13 Dead in California Tour Bus Crash

desert hot springs tour bus (Gina Ferazzi / Los Angeles Times)

DESERT HOT SPRINGS, Calif. — A holiday tour bus slammed into the rear end of a tractor-trailer early Sunday morning. The collision killed 13 passengers, including the driver, and injured 31 more.

Passengers on the tour bus, operated by USA Holiday, had spent the evening at Red Earth Casino near the Salton Sea. They were on their way home on the 10 Freeway to Los Angeles when the crash occurred.
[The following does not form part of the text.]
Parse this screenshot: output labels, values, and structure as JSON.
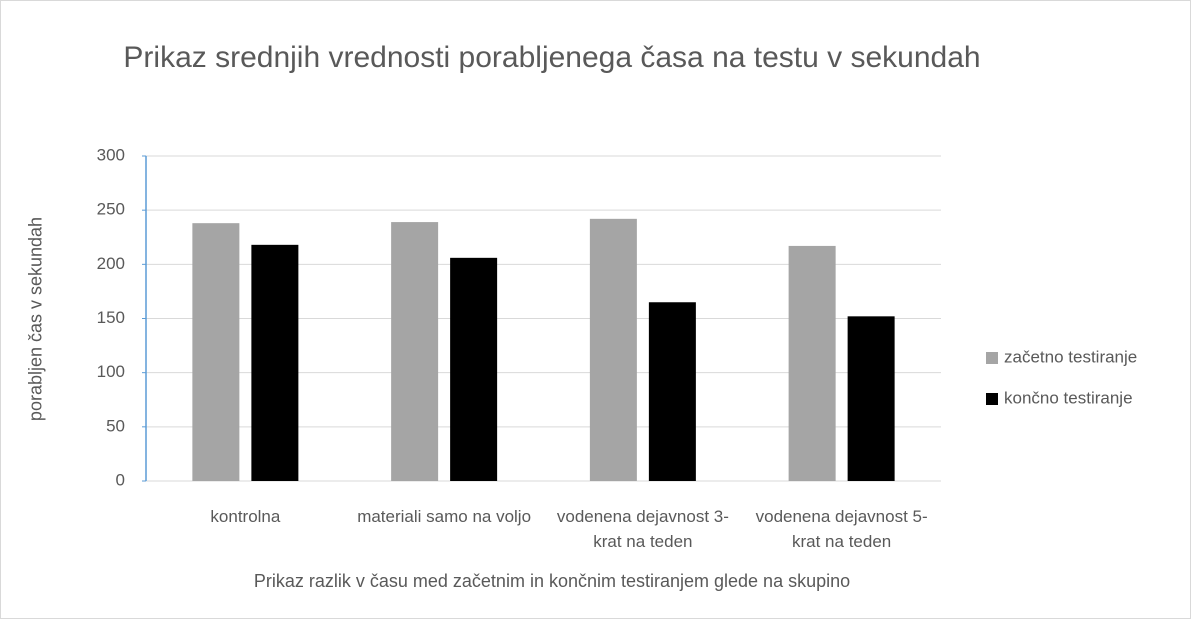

Just before dawn, the bus smashed into the truck’s trailer, crushing the front third of the vehicle.

“The speed of the bus was significant that when it hit the back of the big rig… the trailer itself entered about 15 feet into the bus.” California Highway Patrol division Chief Jim Abele clarified in a press conference.
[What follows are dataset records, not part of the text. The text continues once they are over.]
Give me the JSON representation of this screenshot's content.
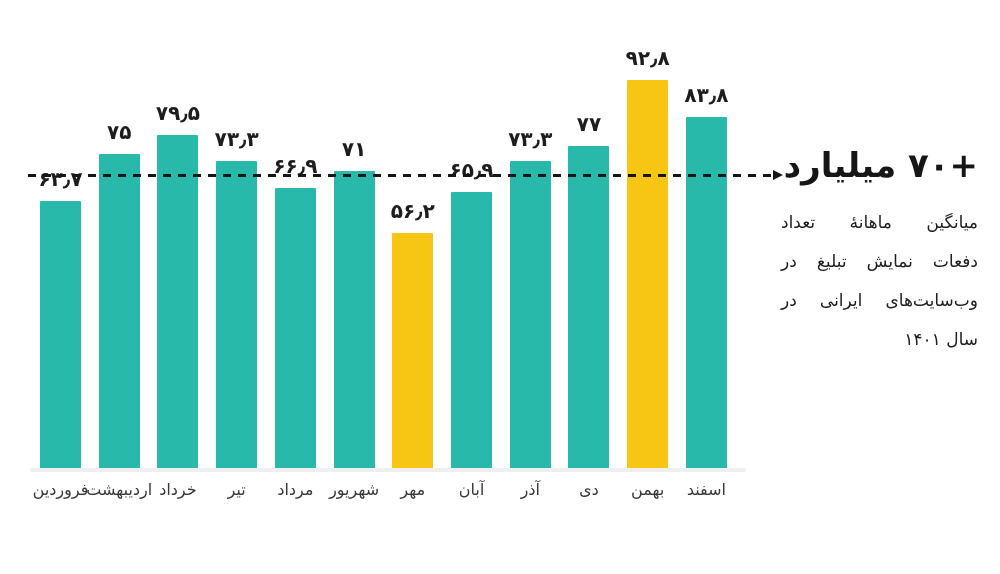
{
  "chart_data": {
    "type": "bar",
    "categories": [
      "فروردین",
      "اردیبهشت",
      "خرداد",
      "تیر",
      "مرداد",
      "شهریور",
      "مهر",
      "آبان",
      "آذر",
      "دی",
      "بهمن",
      "اسفند"
    ],
    "values": [
      63.7,
      75,
      79.5,
      73.3,
      66.9,
      71,
      56.2,
      65.9,
      73.3,
      77,
      92.8,
      83.8
    ],
    "value_labels": [
      "۶۳٫۷",
      "۷۵",
      "۷۹٫۵",
      "۷۳٫۳",
      "۶۶٫۹",
      "۷۱",
      "۵۶٫۲",
      "۶۵٫۹",
      "۷۳٫۳",
      "۷۷",
      "۹۲٫۸",
      "۸۳٫۸"
    ],
    "highlight_indexes": [
      6,
      10
    ],
    "colors": {
      "bar": "#29B9AB",
      "highlight": "#F7C513",
      "value_text": "#1D1D1D",
      "month_text": "#383838",
      "line": "#161616"
    },
    "ylim": [
      0,
      100
    ],
    "grid": false,
    "legend": false,
    "reference_line": {
      "value": 70,
      "style": "dashed",
      "arrow": "right"
    },
    "annotation": {
      "headline": "+۷۰ میلیارد",
      "lines": [
        "میانگین ماهانهٔ تعداد",
        "دفعات نمایش تبلیغ در",
        "وب‌سایت‌های ایرانی در",
        "سال ۱۴۰۱"
      ]
    }
  }
}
Abele stated authorities are still investigating why the tour bus was traveling at such a greater speed than the truck.  They have yet to determine whether drugs, alcohol, or fatigue played a role in the driver’s failure to avoid or otherwise lessen the severity of the collision. Unfortunately, those answers may be long in coming as the bus, manufactured in 1996, likely did not have a data recorder on board. This technology, standard in newer vehicles, would have recorded the driver’s speed and other data at the time of impact.

“Essentially, we just don’t have all the pieces to the puzzle,” Abele admitted. “We may not be able to determine exactly why the accident occurred because the driver has been killed.”
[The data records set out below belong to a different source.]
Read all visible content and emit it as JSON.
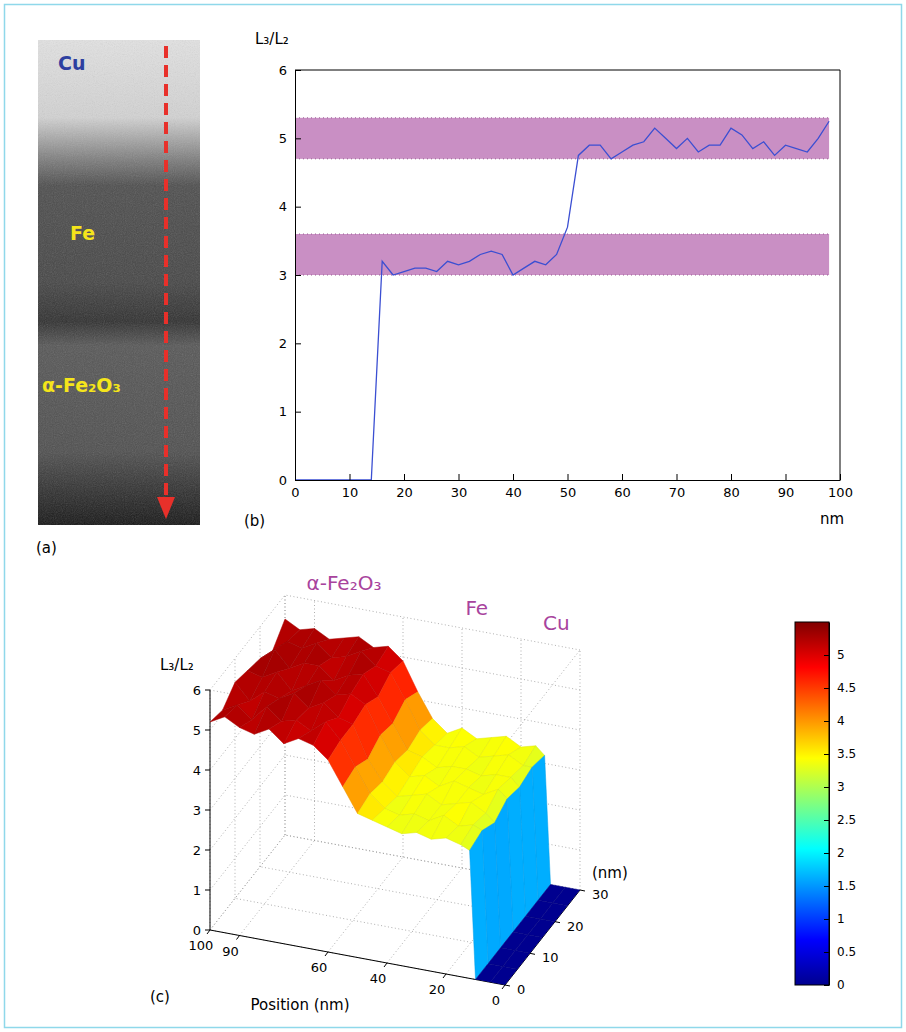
{
  "chart_data": [
    {
      "type": "micrograph",
      "title": "(a)",
      "labels": [
        "Cu",
        "Fe",
        "α-Fe₂O₃"
      ]
    },
    {
      "type": "line",
      "title": "(b)",
      "xlabel": "nm",
      "ylabel": "L₃/L₂",
      "x": [
        0,
        2,
        4,
        6,
        8,
        10,
        12,
        14,
        16,
        18,
        20,
        22,
        24,
        26,
        28,
        30,
        32,
        34,
        36,
        38,
        40,
        42,
        44,
        46,
        48,
        50,
        52,
        54,
        56,
        58,
        60,
        62,
        64,
        66,
        68,
        70,
        72,
        74,
        76,
        78,
        80,
        82,
        84,
        86,
        88,
        90,
        92,
        94,
        96,
        98
      ],
      "values": [
        0,
        0,
        0,
        0,
        0,
        0,
        0,
        0,
        3.2,
        3.0,
        3.05,
        3.1,
        3.1,
        3.05,
        3.2,
        3.15,
        3.2,
        3.3,
        3.35,
        3.3,
        3.0,
        3.1,
        3.2,
        3.15,
        3.3,
        3.7,
        4.75,
        4.9,
        4.9,
        4.7,
        4.8,
        4.9,
        4.95,
        5.15,
        5.0,
        4.85,
        5.0,
        4.8,
        4.9,
        4.9,
        5.15,
        5.05,
        4.85,
        4.95,
        4.75,
        4.9,
        4.85,
        4.8,
        5.0,
        5.25
      ],
      "color": "#3b4fd2",
      "xlim": [
        0,
        100
      ],
      "xticks": [
        0,
        10,
        20,
        30,
        40,
        50,
        60,
        70,
        80,
        90,
        100
      ],
      "ylim": [
        0,
        6
      ],
      "yticks": [
        0,
        1,
        2,
        3,
        4,
        5,
        6
      ],
      "bands": [
        {
          "range": [
            3.0,
            3.6
          ],
          "xrange": [
            0,
            98
          ]
        },
        {
          "range": [
            4.7,
            5.3
          ],
          "xrange": [
            0,
            98
          ]
        }
      ]
    },
    {
      "type": "surface",
      "title": "(c)",
      "xlabel": "Position (nm)",
      "ylabel": "(nm)",
      "zlabel": "L₃/L₂",
      "annotations": [
        "α-Fe₂O₃",
        "Fe",
        "Cu"
      ],
      "x": [
        0,
        5,
        10,
        12,
        15,
        20,
        25,
        30,
        35,
        40,
        45,
        50,
        55,
        60,
        65,
        70,
        75,
        80,
        85,
        90,
        95,
        100
      ],
      "y": [
        0,
        5,
        10,
        15,
        20,
        25,
        30
      ],
      "z": [
        [
          0,
          0,
          0,
          3.2,
          3.3,
          3.4,
          3.3,
          3.4,
          3.3,
          3.4,
          3.5,
          3.6,
          4.2,
          4.8,
          5.1,
          5.2,
          5.0,
          5.3,
          5.1,
          5.2,
          5.4,
          5.2
        ],
        [
          0,
          0,
          0,
          3.3,
          3.4,
          3.3,
          3.5,
          3.3,
          3.4,
          3.3,
          3.4,
          3.7,
          4.3,
          4.9,
          5.3,
          5.0,
          5.2,
          5.1,
          5.4,
          5.0,
          5.3,
          5.1
        ],
        [
          0,
          0,
          0,
          3.1,
          3.3,
          3.5,
          3.4,
          3.3,
          3.5,
          3.4,
          3.3,
          3.6,
          4.1,
          4.9,
          5.0,
          5.3,
          5.1,
          5.4,
          5.2,
          5.3,
          5.0,
          5.4
        ],
        [
          0,
          0,
          0,
          3.3,
          3.5,
          3.3,
          3.4,
          3.5,
          3.3,
          3.5,
          3.4,
          3.7,
          4.3,
          5.0,
          5.2,
          5.1,
          5.4,
          5.2,
          5.0,
          5.4,
          5.2,
          5.3
        ],
        [
          0,
          0,
          0,
          3.2,
          3.4,
          3.4,
          3.3,
          3.4,
          3.4,
          3.3,
          3.5,
          3.6,
          4.2,
          4.8,
          5.3,
          5.2,
          5.0,
          5.3,
          5.3,
          5.1,
          5.5,
          5.2
        ],
        [
          0,
          0,
          0,
          3.3,
          3.3,
          3.5,
          3.4,
          3.3,
          3.5,
          3.4,
          3.4,
          3.7,
          4.4,
          5.0,
          5.1,
          5.4,
          5.2,
          5.1,
          5.4,
          5.2,
          5.3,
          5.0
        ],
        [
          0,
          0,
          0,
          3.2,
          3.4,
          3.3,
          3.5,
          3.4,
          3.3,
          3.5,
          3.3,
          3.6,
          4.2,
          4.9,
          5.2,
          5.1,
          5.3,
          5.2,
          5.1,
          5.3,
          5.2,
          5.4
        ]
      ],
      "xlim": [
        0,
        100
      ],
      "xticks": [
        0,
        20,
        40,
        60,
        90,
        100
      ],
      "ylim": [
        0,
        30
      ],
      "yticks": [
        0,
        10,
        20,
        30
      ],
      "zlim": [
        0,
        6
      ],
      "zticks": [
        0,
        1,
        2,
        3,
        4,
        5,
        6
      ],
      "colorbar": {
        "range": [
          0,
          5.5
        ],
        "ticks": [
          0,
          0.5,
          1,
          1.5,
          2,
          2.5,
          3,
          3.5,
          4,
          4.5,
          5
        ]
      }
    }
  ]
}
Survivors of the collision were taken to three hospitals based on triage. Desert Regional Medical Center, the Coachella Valley’s only trauma center, received 14 adult patients. Five of these patients are in critical condition. Two other hospitals received 16 adult patients with reportedly more minor injuries.

The alarming amount of tour bus crashes in California raises questions about their oversight. In August of this year, four people died and two dozen others injured when their tour bus collided with a sign pole in Merced County. Two years ago, another bus crashed on California’s I-10 after a tractor-trailer spilled a load of steel pipes onto the freeway. Four people died when the bus swerved and overturned in the driver’s attempt to dodge the catastrophe.

These and similar crashes have inspired special California bus-based laws. This includes provisions for the CHP to increase the amount of tour bus inspections they perform each year and for enhanced safety equipment in buses manufactured post-2020.